The finding will likely revolutionize the use of adult stem cells for bone marrow transplants, organ regeneration, and therapies for hearts, brains, skin and lungs, say the researchers.
Until now, adult stem cell cultures would die within four or five days despite best efforts to grow them.
"This is groundbreaking research with potential application for regeneration of organs and inhibition of cancer cell growth," said Dr. Antonio M. Gotto Jr., the Stephen and Suzanne Weiss Dean of WCMC and provost for medical affairs of Cornell.
This new finding sets forth the innovative concept that blood vessels are not just passive conduits to deliver oxygen and nutrients, but are also programmed to maintain and proliferate stem cells and their mature forms in adult organs. Using a novel approach to harness the potential of endothelial cells by "co-culturing" them with stem cells, the researchers discovered how to manufacture an unlimited supply of blood-related stem cells that may eventually ensure that anyone who needs a bone marrow transplant can get one.
The vascular-cell model established in this study could also be used to grow abundant functional stem cells from other organs, such as the brain, heart, skin and lungs.
The findings are published in the March 5 issue of the journal Cell Stem Cell.
In adults, organs have few naturally occurring stem cells, so using them for organ regeneration is impractical. Until now, strategies to expand cultures of adult stem cells, which invariably used animal-based growth factors, serum and genetically manipulated feeder cells, have only been marginally successful. This study, however, uses endothelial cells to propagate stem cells without added growth factors and serum.
"This study will have a major impact on the treatment of any blood-related disorder that requires a stem cell transplant," says senior author, Dr.
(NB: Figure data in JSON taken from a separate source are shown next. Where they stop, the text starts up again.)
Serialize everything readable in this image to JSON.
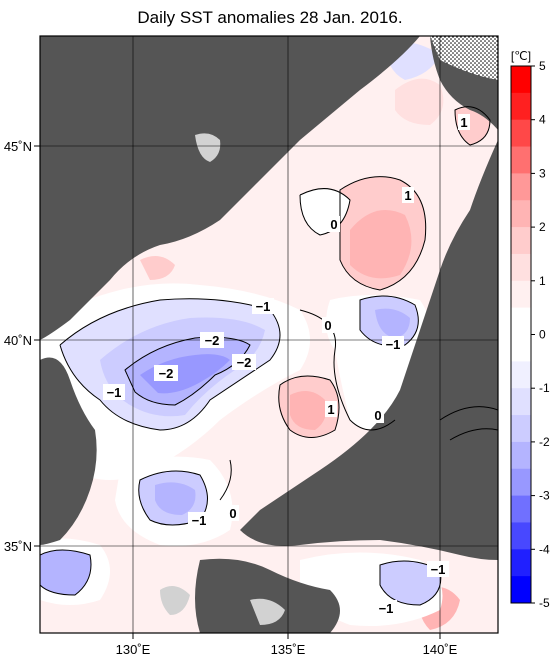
{
  "title": "Daily SST anomalies 28 Jan. 2016.",
  "axes": {
    "lat_labels": [
      "45˚N",
      "40˚N",
      "35˚N"
    ],
    "lon_labels": [
      "130˚E",
      "135˚E",
      "140˚E"
    ]
  },
  "colorbar": {
    "unit": "[℃]",
    "ticks": [
      "5",
      "4",
      "3",
      "2",
      "1",
      "0",
      "-1",
      "-2",
      "-3",
      "-4",
      "-5"
    ],
    "colors_top_to_bottom": [
      "#ff0000",
      "#ff2020",
      "#ff4848",
      "#ff7070",
      "#ff9898",
      "#ffb4b4",
      "#ffcccc",
      "#ffe0e0",
      "#fff0f0",
      "#ffffff",
      "#ffffff",
      "#f0f0ff",
      "#e0e0ff",
      "#ccccff",
      "#b4b4ff",
      "#9898ff",
      "#7070ff",
      "#4848ff",
      "#2020ff",
      "#0000ff"
    ]
  },
  "contour_labels": [
    {
      "text": "1",
      "id": "c1"
    },
    {
      "text": "1",
      "id": "c2"
    },
    {
      "text": "0",
      "id": "c3"
    },
    {
      "text": "−1",
      "id": "c4"
    },
    {
      "text": "0",
      "id": "c5"
    },
    {
      "text": "−2",
      "id": "c6"
    },
    {
      "text": "−2",
      "id": "c7"
    },
    {
      "text": "−2",
      "id": "c8"
    },
    {
      "text": "−1",
      "id": "c9"
    },
    {
      "text": "−1",
      "id": "c10"
    },
    {
      "text": "1",
      "id": "c11"
    },
    {
      "text": "0",
      "id": "c12"
    },
    {
      "text": "−1",
      "id": "c13"
    },
    {
      "text": "0",
      "id": "c14"
    },
    {
      "text": "−1",
      "id": "c15"
    },
    {
      "text": "−1",
      "id": "c16"
    }
  ],
  "colors": {
    "land": "#555555",
    "missing_land": "#d2d2d2",
    "grid": "#000000"
  }
}
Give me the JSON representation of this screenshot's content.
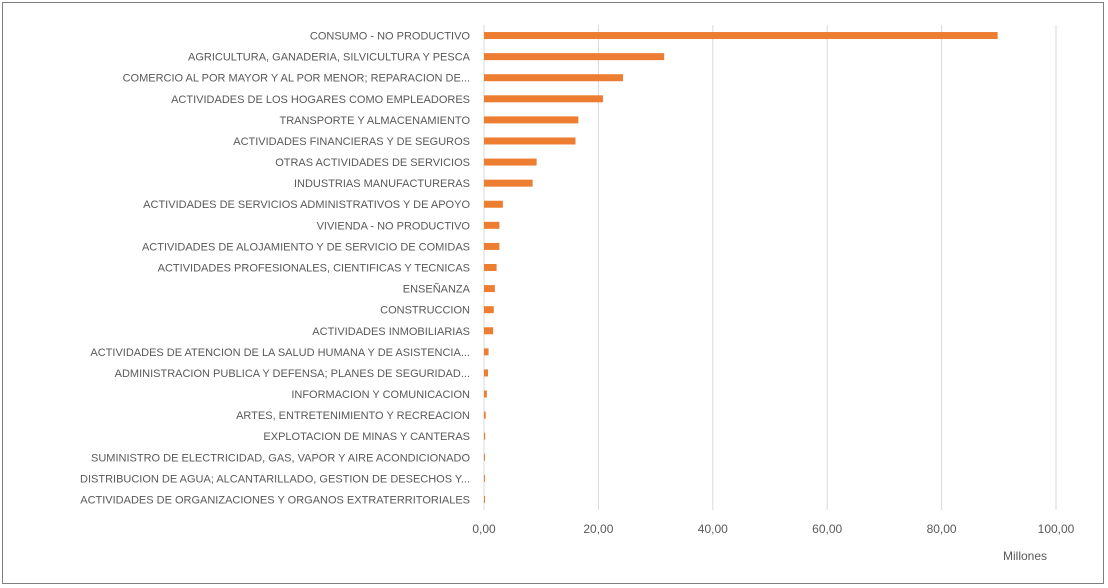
{
  "chart_data": {
    "type": "bar",
    "orientation": "horizontal",
    "categories": [
      "CONSUMO - NO PRODUCTIVO",
      "AGRICULTURA, GANADERIA, SILVICULTURA Y PESCA",
      "COMERCIO AL POR MAYOR Y AL POR MENOR; REPARACION DE...",
      "ACTIVIDADES DE LOS HOGARES COMO EMPLEADORES",
      "TRANSPORTE Y ALMACENAMIENTO",
      "ACTIVIDADES FINANCIERAS Y DE SEGUROS",
      "OTRAS ACTIVIDADES DE SERVICIOS",
      "INDUSTRIAS MANUFACTURERAS",
      "ACTIVIDADES DE SERVICIOS ADMINISTRATIVOS Y DE APOYO",
      "VIVIENDA - NO PRODUCTIVO",
      "ACTIVIDADES DE ALOJAMIENTO Y DE SERVICIO DE COMIDAS",
      "ACTIVIDADES PROFESIONALES, CIENTIFICAS Y TECNICAS",
      "ENSEÑANZA",
      "CONSTRUCCION",
      "ACTIVIDADES INMOBILIARIAS",
      "ACTIVIDADES DE ATENCION DE LA SALUD HUMANA Y DE ASISTENCIA...",
      "ADMINISTRACION PUBLICA Y DEFENSA; PLANES DE SEGURIDAD...",
      "INFORMACION Y COMUNICACION",
      "ARTES, ENTRETENIMIENTO Y RECREACION",
      "EXPLOTACION DE MINAS Y CANTERAS",
      "SUMINISTRO DE ELECTRICIDAD, GAS, VAPOR Y AIRE ACONDICIONADO",
      "DISTRIBUCION DE AGUA; ALCANTARILLADO, GESTION DE DESECHOS Y...",
      "ACTIVIDADES DE ORGANIZACIONES Y ORGANOS EXTRATERRITORIALES"
    ],
    "values": [
      89.8,
      31.5,
      24.3,
      20.8,
      16.5,
      16.0,
      9.2,
      8.5,
      3.3,
      2.7,
      2.7,
      2.2,
      1.9,
      1.7,
      1.6,
      0.8,
      0.7,
      0.5,
      0.3,
      0.2,
      0.15,
      0.1,
      0.05
    ],
    "xlim": [
      0,
      100
    ],
    "xticks": [
      0,
      20,
      40,
      60,
      80,
      100
    ],
    "xtick_labels": [
      "0,00",
      "20,00",
      "40,00",
      "60,00",
      "80,00",
      "100,00"
    ],
    "unit_label": "Millones",
    "grid": true,
    "bar_color": "#ed7d31"
  }
}
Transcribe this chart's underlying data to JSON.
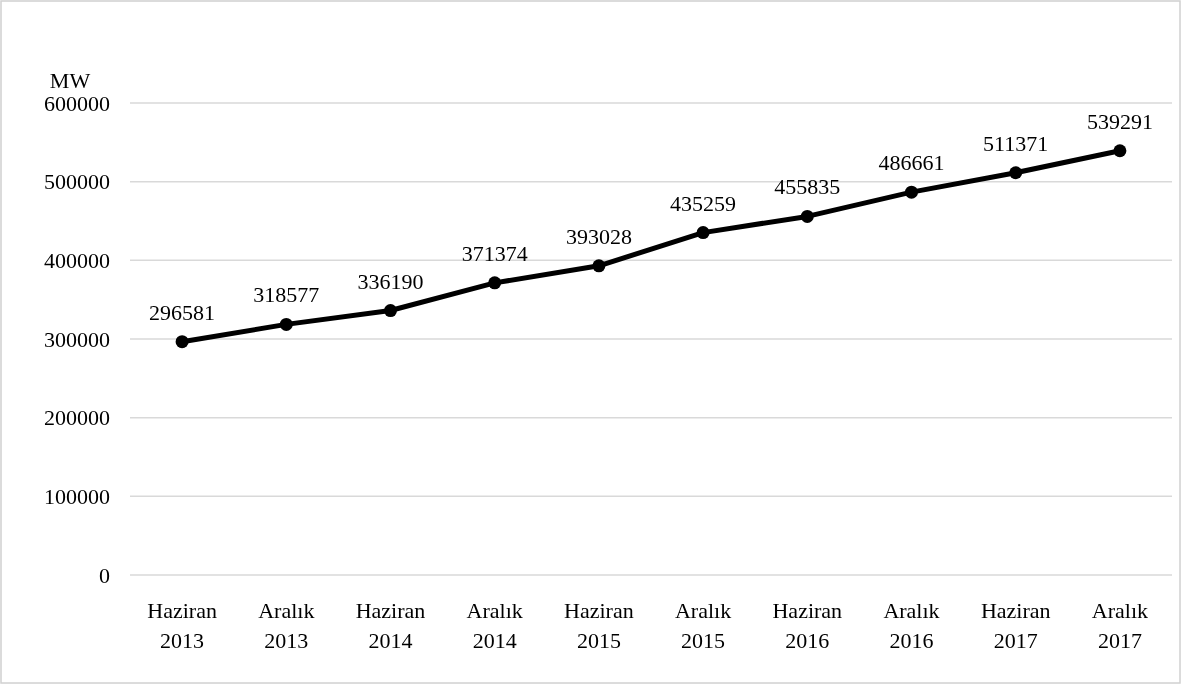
{
  "chart_data": {
    "type": "line",
    "ylabel": "MW",
    "categories": [
      "Haziran 2013",
      "Aralık 2013",
      "Haziran 2014",
      "Aralık 2014",
      "Haziran 2015",
      "Aralık 2015",
      "Haziran 2016",
      "Aralık 2016",
      "Haziran 2017",
      "Aralık 2017"
    ],
    "series": [
      {
        "color": "#000000",
        "values": [
          296581,
          318577,
          336190,
          371374,
          393028,
          435259,
          455835,
          486661,
          511371,
          539291
        ]
      }
    ],
    "ylim": [
      0,
      600000
    ],
    "yticks": [
      0,
      100000,
      200000,
      300000,
      400000,
      500000,
      600000
    ],
    "grid": "y",
    "marker": "circle",
    "line_style": "solid",
    "data_labels": true
  }
}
Shahin Rafii, the Arthur B. Belfer Professor in Genetic Medicine and co-director of the Ansary Stem Cell Institute at WCMC.
Currently, stem cells derived from bone marrow or umbilical cord blood are used to treat patients who require bone marrow transplants. Most stem cell transplants are successful, but because of the shortage of genetically matched bone marrow and umbilical cord blood cells, many patients cannot benefit from the procedure.
If this vascular-based stem cell expansion strategy continues to be validated, physicians could use any source of hematopoietic (blood-producing) stem cells, propagate them exponentially, and bank the cells for transplantation into patients, he said.
In a related study, researchers also discovered that endothelial cells not only could expand stem cells, but also instruct stem cells to generate mature differentiated progeny that could form immune cells, platelets, and red and white blood cells, all of which constitute functioning blood.
The "findings suggest that endothelial cells directly, through expression of stem-cell-active cytokines, promote stem cell reconstitution," said first author Dr. Jason Butler, a senior investigator at WCMC.